Banc of California — relatively unscathed by this year’s troubles — is the legal acquirer, and keeping its name. PacWest — which has been in the news a lot — will disappear. But PacWest, as the larger bank, is the accounting acquirer, meaning that Banc of California’s relatively clean balance sheet gets marked to market, while PacWest gets to avoid marking down its assets.
Also:
The combined company will repay ~$13 billion in wholesale borrowings, funded by sales of assets which are fully marked as a result of the transaction, and excess cash. Banc of California, N.A. has entered into a $3.5 billion interest rate swap and a contingent forward asset sale agreement to hedge interest rate risk and lock in proceeds. These repositioning transactions for the combined company will result in a higher net interest margin, estimated to add over 170bps compared to the pre-restructured balance sheet.
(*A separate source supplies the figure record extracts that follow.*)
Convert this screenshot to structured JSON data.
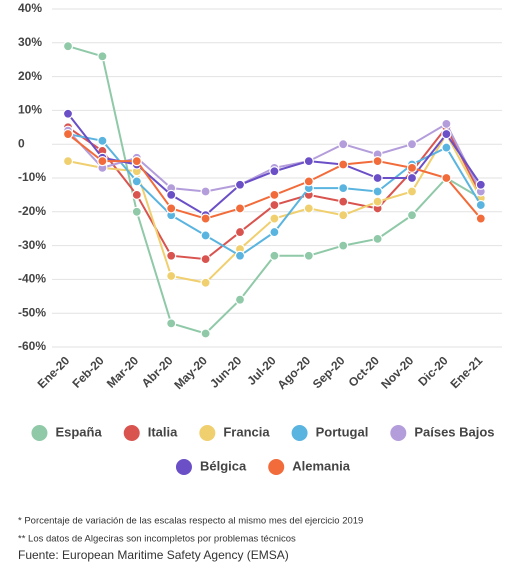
{
  "chart_data": {
    "type": "line",
    "categories": [
      "Ene-20",
      "Feb-20",
      "Mar-20",
      "Abr-20",
      "May-20",
      "Jun-20",
      "Jul-20",
      "Ago-20",
      "Sep-20",
      "Oct-20",
      "Nov-20",
      "Dic-20",
      "Ene-21"
    ],
    "series": [
      {
        "name": "España",
        "color": "#8fc9a8",
        "values": [
          29,
          26,
          -20,
          -53,
          -56,
          -46,
          -33,
          -33,
          -30,
          -28,
          -21,
          -10,
          -16
        ]
      },
      {
        "name": "Italia",
        "color": "#d9534f",
        "values": [
          5,
          -2,
          -15,
          -33,
          -34,
          -26,
          -18,
          -15,
          -17,
          -19,
          -8,
          5,
          -15
        ]
      },
      {
        "name": "Francia",
        "color": "#f0cf6e",
        "values": [
          -5,
          -7,
          -8,
          -39,
          -41,
          -31,
          -22,
          -19,
          -21,
          -17,
          -14,
          3,
          -16
        ]
      },
      {
        "name": "Portugal",
        "color": "#5ab4e0",
        "values": [
          3,
          1,
          -11,
          -21,
          -27,
          -33,
          -26,
          -13,
          -13,
          -14,
          -6,
          -1,
          -18
        ]
      },
      {
        "name": "Países Bajos",
        "color": "#b39ddb",
        "values": [
          4,
          -7,
          -4,
          -13,
          -14,
          -12,
          -7,
          -5,
          0,
          -3,
          0,
          6,
          -14
        ]
      },
      {
        "name": "Bélgica",
        "color": "#6a4fc7",
        "values": [
          9,
          -4,
          -6,
          -15,
          -21,
          -12,
          -8,
          -5,
          -6,
          -10,
          -10,
          3,
          -12
        ]
      },
      {
        "name": "Alemania",
        "color": "#f26b3a",
        "values": [
          3,
          -5,
          -5,
          -19,
          -22,
          -19,
          -15,
          -11,
          -6,
          -5,
          -7,
          -10,
          -22
        ]
      }
    ],
    "ylim": [
      -60,
      40
    ],
    "yticks": [
      {
        "value": 40,
        "label": "40%"
      },
      {
        "value": 30,
        "label": "30%"
      },
      {
        "value": 20,
        "label": "20%"
      },
      {
        "value": 10,
        "label": "10%"
      },
      0,
      {
        "value": -10,
        "label": "-10%"
      },
      {
        "value": -20,
        "label": "-20%"
      },
      {
        "value": -30,
        "label": "-30%"
      },
      {
        "value": -40,
        "label": "-40%"
      },
      {
        "value": -50,
        "label": "-50%"
      },
      {
        "value": -60,
        "label": "-60%"
      }
    ],
    "grid": true,
    "notes": [
      "* Porcentaje de variación de las escalas respecto al mismo mes del ejercicio 2019",
      "** Los datos de Algeciras son incompletos por problemas técnicos"
    ],
    "source": "Fuente: European Maritime Safety Agency (EMSA)"
  }
}
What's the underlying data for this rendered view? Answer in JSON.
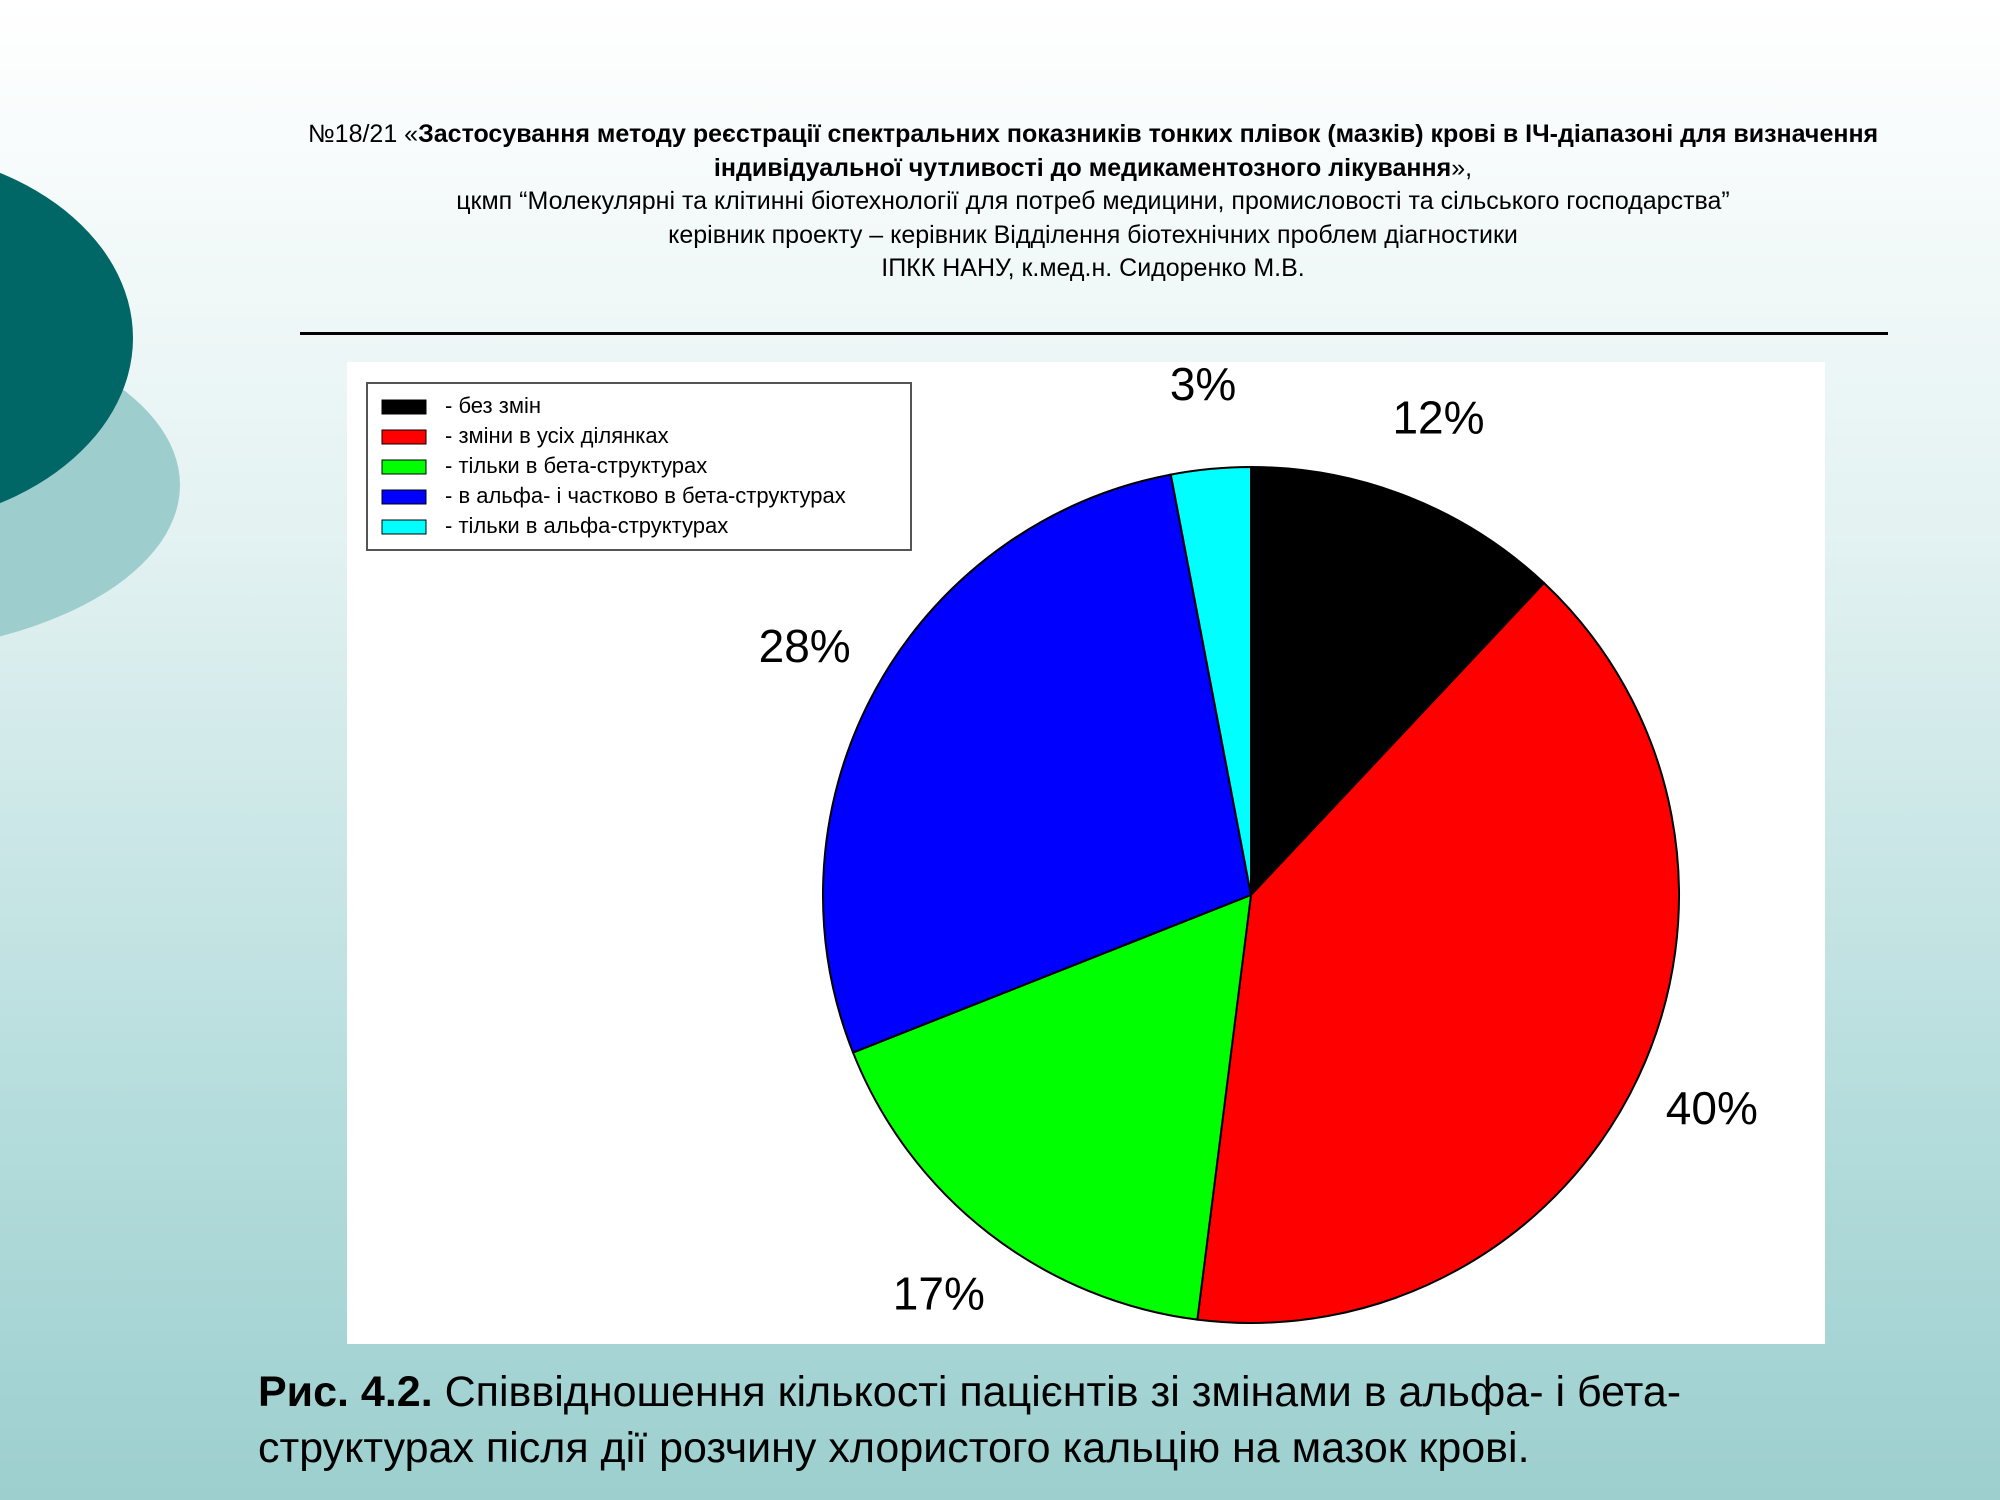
{
  "header": {
    "prefix": "№18/21 «",
    "project_title": "Застосування методу реєстрації спектральних показників тонких плівок (мазків) крові в ІЧ-діапазоні для визначення індивідуальної чутливості до медикаментозного лікування",
    "suffix": "»,",
    "lines": [
      "цкмп “Молекулярні та клітинні біотехнології для потреб медицини, промисловості та сільського господарства”",
      "керівник проекту – керівник Відділення біотехнічних проблем діагностики",
      "ІПКК НАНУ, к.мед.н. Сидоренко М.В."
    ]
  },
  "chart_data": {
    "type": "pie",
    "categories": [
      "- без змін",
      "- зміни в усіх ділянках",
      "- тільки в бета-структурах",
      "- в альфа- і частково в бета-структурах",
      "- тільки в альфа-структурах"
    ],
    "values": [
      12,
      40,
      17,
      28,
      3
    ],
    "value_labels": [
      "12%",
      "40%",
      "17%",
      "28%",
      "3%"
    ],
    "colors": [
      "#000000",
      "#ff0000",
      "#00ff00",
      "#0000ff",
      "#00ffff"
    ],
    "legend": "upper left"
  },
  "caption": {
    "label": "Рис. 4.2.",
    "text": "Співвідношення кількості пацієнтів зі змінами в альфа- і бета-структурах після дії розчину хлористого кальцію на мазок крові."
  }
}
The actions result in a CET1 of 10%+ pro forma, which includes the cost of swaps purchased and forward sales.
Following closing and the asset sales, the combined company is expected to have approximately $36.1 billion in assets, $25.3 billion in total loans, $30.5 billion in total deposits and more than 70 branches in California.
The key point there is that these two banks have a total of $13 billion of expensive wholesale funding (government programs, brokered deposits, etc.) that they can pay down in part by selling Banc of California assets and in part by using their existing cash. If you combine two banks, they are safer and more stable than they would be separately, which means that they need to keep less cash lying around, which means they can use that cash to pay back some of their expensive borrowing. PacWest is a $38 billion bank; Banc of California is about a $9 billion bank; together they will be a $36 billion bank: Combining them allows them to shrink. From the investor presentation:
The other point is that Warburg and Centerbridge are putting in $400 million for about 19% of the combined company (plus warrants). One way to restore confidence in a beaten-down regional bank is to merge it with another bank, but another way is just to raise a bunch of equity: If depositors are worried that your assets are secretly worth less than your liabilities, raising a bunch of cash from equity investors should reassure them. The problem with this is that the regional bank equity market seized up a bit in March, when Silicon Valley Bank announced a stock offering that led directly to its failure: Raising equity can shore up confidence in a bank and prevent a run on deposits, but trying to raise equity can undermine confidence and cause a run on deposits. You can’t announce a stock sale first and then try to do it; you have to do it first and then announce it."